Publication in the April 10, 2002, issue of the Gazzetta Ufficiale [government newspaper of record] of the inspection plan, program and relative fees completed the legal framework for the application of the Ministerial Decree of May 29, 2001, which provided for a new approach to the monitoring of the production of Italian Denomination of Origin wines.
In fact, this decree institutes a system for monitoring all those active in the sector and all production phases from grapes to wine to the bottle with the aim of verifying fulfillment of the obligations imposed on all users of the denomination of origin by the regulations for the various sectors of production. The plan is divided into segments relative to the party subjected to inspection: vine-growers, winemakers and bottlers, and it provides for two types of activity that are closely connected to and coherent with one another.
The first regards findings as to conformity (i.e., the availability of the amounts of product requested) to declarations of grape production, to requirements for certification of suitability and to bottling communications of previously certified lots. These findings are based on the availability of documentation regarding vineyard registers, declarations of production, stocks, etc., all of which are subject to verification. These findings must be provided for all lots of wine and they will serve at the same time as an assessment in real-time of the situation of each individual establishments and, therefore, of the entire appellation.

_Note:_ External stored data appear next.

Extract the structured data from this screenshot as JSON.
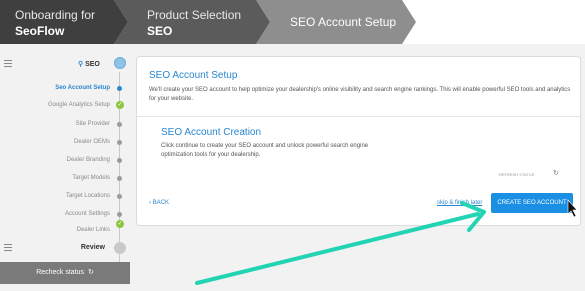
{
  "header": {
    "step1": {
      "sub": "Onboarding for",
      "main": "SeoFlow"
    },
    "step2": {
      "sub": "Product Selection",
      "main": "SEO"
    },
    "step3": {
      "title": "SEO Account Setup"
    }
  },
  "sidebar": {
    "section": "SEO",
    "items": [
      {
        "label": "Seo Account Setup",
        "state": "active"
      },
      {
        "label": "Google Analytics Setup",
        "state": "complete"
      },
      {
        "label": "Site Provider",
        "state": "pending"
      },
      {
        "label": "Dealer OEMs",
        "state": "pending"
      },
      {
        "label": "Dealer Branding",
        "state": "pending"
      },
      {
        "label": "Target Models",
        "state": "pending"
      },
      {
        "label": "Target Locations",
        "state": "pending"
      },
      {
        "label": "Account Settings",
        "state": "pending"
      },
      {
        "label": "Dealer Links",
        "state": "complete"
      }
    ],
    "review_label": "Review",
    "recheck_label": "Recheck status"
  },
  "card": {
    "title": "SEO Account Setup",
    "description": "We'll create your SEO account to help optimize your dealership's online visibility and search engine rankings. This will enable powerful SEO tools and analytics for your website.",
    "sub_title": "SEO Account Creation",
    "sub_description": "Click continue to create your SEO account and unlock powerful search engine optimization tools for your dealership.",
    "refresh_label": "REFRESH STATUS",
    "back_label": "BACK",
    "skip_label": "skip & finish later",
    "create_label": "CREATE SEO ACCOUNT"
  },
  "colors": {
    "accent": "#2a86cf",
    "button": "#1a8fe3",
    "complete": "#8cc63f",
    "annotation_arrow": "#22d3b4"
  },
  "icons": {
    "menu": "hamburger-icon",
    "check": "checkmark-icon",
    "refresh": "refresh-icon",
    "back": "chevron-left-icon",
    "cursor": "mouse-pointer-icon"
  }
}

The second regards inspections of grape producers and of establishment that process, bottle and ship wines. These inspections will be performed on a significant sampling of at least 25% of total annual production and will make it possible to compare on-site situations with documented declarations, thus providing a final check on the entire system.

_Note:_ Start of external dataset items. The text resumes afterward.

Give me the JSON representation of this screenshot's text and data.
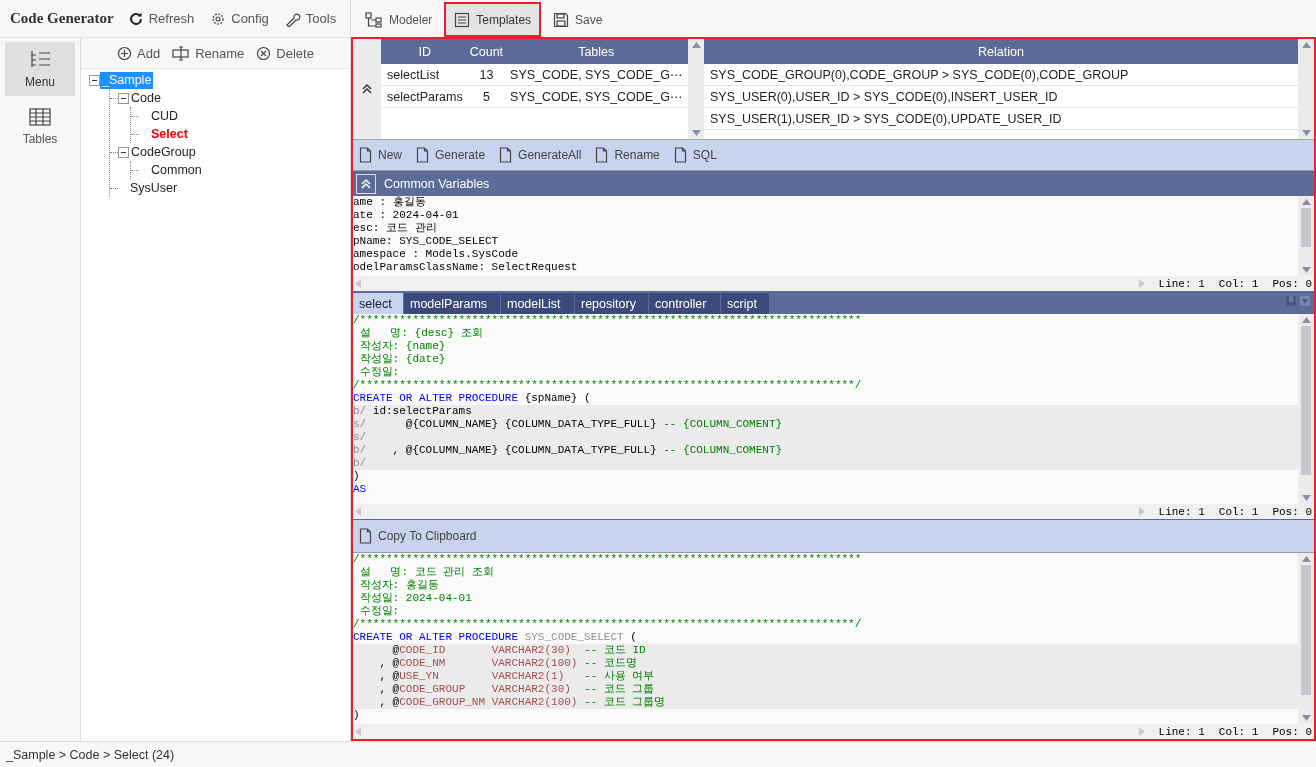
{
  "app_bar": {
    "title": "Code Generator",
    "buttons": [
      "Refresh",
      "Config",
      "Tools"
    ]
  },
  "rail": [
    {
      "label": "Menu",
      "selected": true
    },
    {
      "label": "Tables",
      "selected": false
    }
  ],
  "tree_actions": [
    "Add",
    "Rename",
    "Delete"
  ],
  "tree": [
    {
      "label": "_Sample",
      "selected": true,
      "active": false,
      "expanded": true,
      "children": [
        {
          "label": "Code",
          "selected": false,
          "active": false,
          "expanded": true,
          "children": [
            {
              "label": "CUD",
              "selected": false,
              "active": false
            },
            {
              "label": "Select",
              "selected": false,
              "active": true
            }
          ]
        },
        {
          "label": "CodeGroup",
          "selected": false,
          "active": false,
          "expanded": true,
          "children": [
            {
              "label": "Common",
              "selected": false,
              "active": false
            }
          ]
        },
        {
          "label": "SysUser",
          "selected": false,
          "active": false
        }
      ]
    }
  ],
  "status_bar": "_Sample > Code >  Select (24)",
  "top_tabs": [
    {
      "label": "Modeler",
      "selected": false
    },
    {
      "label": "Templates",
      "selected": true
    },
    {
      "label": "Save",
      "selected": false
    }
  ],
  "templates_table": {
    "columns": [
      "ID",
      "Count",
      "Tables"
    ],
    "rows": [
      [
        "selectList",
        "13",
        "SYS_CODE, SYS_CODE_G⋯"
      ],
      [
        "selectParams",
        "5",
        "SYS_CODE, SYS_CODE_G⋯"
      ]
    ]
  },
  "relation_table": {
    "columns": [
      "Relation"
    ],
    "rows": [
      [
        "SYS_CODE_GROUP(0),CODE_GROUP > SYS_CODE(0),CODE_GROUP"
      ],
      [
        "SYS_USER(0),USER_ID > SYS_CODE(0),INSERT_USER_ID"
      ],
      [
        "SYS_USER(1),USER_ID > SYS_CODE(0),UPDATE_USER_ID"
      ]
    ]
  },
  "template_toolbar": [
    "New",
    "Generate",
    "GenerateAll",
    "Rename",
    "SQL"
  ],
  "common_variables": {
    "title": "Common Variables",
    "editor": {
      "status": [
        "Line: 1",
        "Col: 1",
        "Pos: 0"
      ],
      "lines": [
        {
          "highlight": false,
          "segments": [
            {
              "kind": "plain",
              "text": "ame : 홍길동"
            }
          ]
        },
        {
          "highlight": false,
          "segments": [
            {
              "kind": "plain",
              "text": "ate : 2024-04-01"
            }
          ]
        },
        {
          "highlight": false,
          "segments": [
            {
              "kind": "plain",
              "text": "esc: 코드 관리"
            }
          ]
        },
        {
          "highlight": false,
          "segments": [
            {
              "kind": "plain",
              "text": "pName: SYS_CODE_SELECT"
            }
          ]
        },
        {
          "highlight": false,
          "segments": [
            {
              "kind": "plain",
              "text": "amespace : Models.SysCode"
            }
          ]
        },
        {
          "highlight": false,
          "segments": [
            {
              "kind": "plain",
              "text": "odelParamsClassName: SelectRequest"
            }
          ]
        }
      ]
    }
  },
  "template_tabs": [
    {
      "label": "select",
      "selected": true
    },
    {
      "label": "modelParams",
      "selected": false
    },
    {
      "label": "modelList",
      "selected": false
    },
    {
      "label": "repository",
      "selected": false
    },
    {
      "label": "controller",
      "selected": false
    },
    {
      "label": "script",
      "selected": false
    }
  ],
  "template_editor": {
    "status": [
      "Line: 1",
      "Col: 1",
      "Pos: 0"
    ],
    "lines": [
      {
        "highlight": false,
        "segments": [
          {
            "kind": "comment",
            "text": "/****************************************************************************"
          }
        ]
      },
      {
        "highlight": false,
        "segments": [
          {
            "kind": "comment",
            "text": " 설   명: {desc} 조회"
          }
        ]
      },
      {
        "highlight": false,
        "segments": [
          {
            "kind": "comment",
            "text": " 작성자: {name}"
          }
        ]
      },
      {
        "highlight": false,
        "segments": [
          {
            "kind": "comment",
            "text": " 작성일: {date}"
          }
        ]
      },
      {
        "highlight": false,
        "segments": [
          {
            "kind": "comment",
            "text": " 수정일:"
          }
        ]
      },
      {
        "highlight": false,
        "segments": [
          {
            "kind": "comment",
            "text": "/***************************************************************************/"
          }
        ]
      },
      {
        "highlight": false,
        "segments": [
          {
            "kind": "keyword",
            "text": "CREATE OR ALTER PROCEDURE"
          },
          {
            "kind": "plain",
            "text": " {spName} ("
          }
        ]
      },
      {
        "highlight": true,
        "segments": [
          {
            "kind": "muted",
            "text": "b/"
          },
          {
            "kind": "plain",
            "text": " id:selectParams"
          }
        ]
      },
      {
        "highlight": true,
        "segments": [
          {
            "kind": "muted",
            "text": "s/"
          },
          {
            "kind": "plain",
            "text": "      @{COLUMN_NAME} {COLUMN_DATA_TYPE_FULL} "
          },
          {
            "kind": "comment",
            "text": "-- {COLUMN_COMENT}"
          }
        ]
      },
      {
        "highlight": true,
        "segments": [
          {
            "kind": "muted",
            "text": "s/"
          }
        ]
      },
      {
        "highlight": true,
        "segments": [
          {
            "kind": "muted",
            "text": "b/"
          },
          {
            "kind": "plain",
            "text": "    , @{COLUMN_NAME} {COLUMN_DATA_TYPE_FULL} "
          },
          {
            "kind": "comment",
            "text": "-- {COLUMN_COMENT}"
          }
        ]
      },
      {
        "highlight": true,
        "segments": [
          {
            "kind": "muted",
            "text": "b/"
          }
        ]
      },
      {
        "highlight": false,
        "segments": [
          {
            "kind": "plain",
            "text": ")"
          }
        ]
      },
      {
        "highlight": false,
        "segments": [
          {
            "kind": "keyword",
            "text": "AS"
          }
        ]
      }
    ]
  },
  "output": {
    "button": "Copy To Clipboard",
    "editor": {
      "status": [
        "Line: 1",
        "Col: 1",
        "Pos: 0"
      ],
      "lines": [
        {
          "highlight": false,
          "segments": [
            {
              "kind": "comment",
              "text": "/****************************************************************************"
            }
          ]
        },
        {
          "highlight": false,
          "segments": [
            {
              "kind": "comment",
              "text": " 설   명: 코드 관리 조회"
            }
          ]
        },
        {
          "highlight": false,
          "segments": [
            {
              "kind": "comment",
              "text": " 작성자: 홍길동"
            }
          ]
        },
        {
          "highlight": false,
          "segments": [
            {
              "kind": "comment",
              "text": " 작성일: 2024-04-01"
            }
          ]
        },
        {
          "highlight": false,
          "segments": [
            {
              "kind": "comment",
              "text": " 수정일:"
            }
          ]
        },
        {
          "highlight": false,
          "segments": [
            {
              "kind": "comment",
              "text": "/***************************************************************************/"
            }
          ]
        },
        {
          "highlight": false,
          "segments": [
            {
              "kind": "keyword",
              "text": "CREATE OR ALTER PROCEDURE "
            },
            {
              "kind": "muted",
              "text": "SYS_CODE_SELECT"
            },
            {
              "kind": "plain",
              "text": " ("
            }
          ]
        },
        {
          "highlight": true,
          "segments": [
            {
              "kind": "plain",
              "text": "      @"
            },
            {
              "kind": "param",
              "text": "CODE_ID       VARCHAR2(30)  "
            },
            {
              "kind": "comment",
              "text": "-- 코드 ID"
            }
          ]
        },
        {
          "highlight": true,
          "segments": [
            {
              "kind": "plain",
              "text": "    , @"
            },
            {
              "kind": "param",
              "text": "CODE_NM       VARCHAR2(100) "
            },
            {
              "kind": "comment",
              "text": "-- 코드명"
            }
          ]
        },
        {
          "highlight": true,
          "segments": [
            {
              "kind": "plain",
              "text": "    , @"
            },
            {
              "kind": "param",
              "text": "USE_YN        VARCHAR2(1)   "
            },
            {
              "kind": "comment",
              "text": "-- 사용 여부"
            }
          ]
        },
        {
          "highlight": true,
          "segments": [
            {
              "kind": "plain",
              "text": "    , @"
            },
            {
              "kind": "param",
              "text": "CODE_GROUP    VARCHAR2(30)  "
            },
            {
              "kind": "comment",
              "text": "-- 코드 그룹"
            }
          ]
        },
        {
          "highlight": true,
          "segments": [
            {
              "kind": "plain",
              "text": "    , @"
            },
            {
              "kind": "param",
              "text": "CODE_GROUP_NM VARCHAR2(100) "
            },
            {
              "kind": "comment",
              "text": "-- 코드 그룹명"
            }
          ]
        },
        {
          "highlight": false,
          "segments": [
            {
              "kind": "plain",
              "text": ")"
            }
          ]
        }
      ]
    }
  }
}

Inspections carried out in the vineyard will assess the persistence of planting and agronomic conditions stipulated in production regulations, such as potential yield per hectare, etc. In the cellars inspectors will monitor observance of the practices indicated in the regulations and on the correspondence of the product to established minimum characteristics. Such assessments will be accomplished through samplings of musts and wines. Correspondence of product to the certified lots will be assessed in the bottling stage through chemical-physical and organoleptic analyses. And inspectors will also verify information appearing on labels.